Tú bailas al compás de la música de tamboreros, platilleros y soplalatas, arrastrando el aire con tu capa de terciopelo y tu cetro de mando, mientras las diablesas, acosadas por los jukumaris y mallkus, coquetean alrededor del arcángel San Miguel, enseñándole el contorno de las piernas y cubriéndose las tetas con sus cabelleras recogidas en trenzas.

Tu traje de Lucifer, que parece hecho de luces y de sueños, es uno de los indumentos más envidiables del Carnaval orureño, donde todos te miran y admiran desde el fondo del espanto. Tu capa de terciopelo, lujosamente bordada con hilos de oro y plata, está adornada con víboras, lagartos y dragones; en cambio tu faldellín y tu pechera, salpicados de botones, lentejuelas y cristales, tienen figuras ornamentadas con relumbrante pedrería; tus botas y tus guantes lucen relieves de sapos, arañas y alacranes; mientras los pañolones que llevas al cuello, confundiéndose con tu larga cabellera, son adornos que flotan al aire como ramilletes de flores; tu máscara, deformada hasta el límite del horror, tiene la nariz estallada, las orejas puntiagudas y los dientes feroces; tus ojos, grandes y rotativos como los de un camaleón, desprenden colores vivos en el día y luces fosforescentes en la noche. Y para infundir miedo y respeto entre tus súbditos, llevas una serpiente de tres cabezas entre los cuernos alambicados de tu frente.

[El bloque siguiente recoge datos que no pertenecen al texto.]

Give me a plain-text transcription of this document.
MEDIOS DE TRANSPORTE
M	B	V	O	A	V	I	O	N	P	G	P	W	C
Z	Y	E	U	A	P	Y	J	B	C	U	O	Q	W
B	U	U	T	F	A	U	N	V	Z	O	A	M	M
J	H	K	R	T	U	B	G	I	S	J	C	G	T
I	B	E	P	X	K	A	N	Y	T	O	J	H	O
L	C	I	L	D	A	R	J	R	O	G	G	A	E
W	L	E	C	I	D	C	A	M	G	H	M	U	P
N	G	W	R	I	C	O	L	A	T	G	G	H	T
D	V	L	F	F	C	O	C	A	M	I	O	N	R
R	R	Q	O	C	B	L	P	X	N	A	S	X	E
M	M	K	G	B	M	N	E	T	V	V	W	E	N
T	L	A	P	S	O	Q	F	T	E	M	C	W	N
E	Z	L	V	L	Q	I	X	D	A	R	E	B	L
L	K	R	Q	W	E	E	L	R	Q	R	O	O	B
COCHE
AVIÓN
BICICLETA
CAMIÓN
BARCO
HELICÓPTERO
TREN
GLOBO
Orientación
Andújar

Pasado el Carnaval, en cuyo ámbito maravilloso te entregas por completo al baile, al amor y al alcohol, vuelves a entrar en las tinieblas de la mina, donde no eres más el Lucifer sino el Tío protector de los mineros. Ellos te consideran el sincretismo cultural entre la religión católica y el paganismo ancestral, no sólo porque formas parte de una leyenda que gira en torno a la mina y sus asuntos, sino también porque eres un ser mítico capaz de esclavizar y liberar a los hombres con tus poderes mágicos.

Por lo demás, ahora que vuelvo a mirar tu imagen, tengo la horrible sensación de que me persigues como si fueras mi propia sombra; a veces estás más cerca de mí que Mefistófeles de Fausto y siento que quieres hacerme caer en la tentación, induciéndome a cometer pecados horrorosos de los que no me salvaría ni la muerte. Asimismo, en el misterioso laberinto de los sueños, asumo tu imagen para hablar con voz de diablo, como si de veras existieras en la realidad y no sólo en la fantasía de quienes, acosados por el miedo y la superstición, te imaginan más peligroso que el dragón y más feroz que el Minotauro, mitad bestia y mitad humano.

Glosario

-Callapos: Troncos de árbol. Escalones de mina.
-Ch’allan: Celebran un acontecimiento rociando el suelo con alcohol, chicha o cerveza. Ofrenda o sacrificio en honor al Tío.
-Chinasupay: Diablesa. Deidad y esposa del Tío.
-Huari: Deidad mitológica de los urus, protector de los auquénidos y personaje simbolizado por el Tío de la mina.
-Jukumaris: Osos. Simbolizan la fuerza del pueblo andino, pero también la penetración europea en el territorio de los urus.
-K’uyunas: Cigarrillos.
-Mallkus. Cóndores.
-Pachamama: Madre Tierra. Divinidad de los Andes.
-Pijcharon: Mascaron coca.
-Supay: Diablo, Satanás. Personaje que representa la simbiosis entre la religión andina y la religión católica.
-Thiula: Tío.
-Tío: Deidad. Diablo y dios tutelar que habita en el interior de la mina. Los mineros le temen y le brindan ofrendas.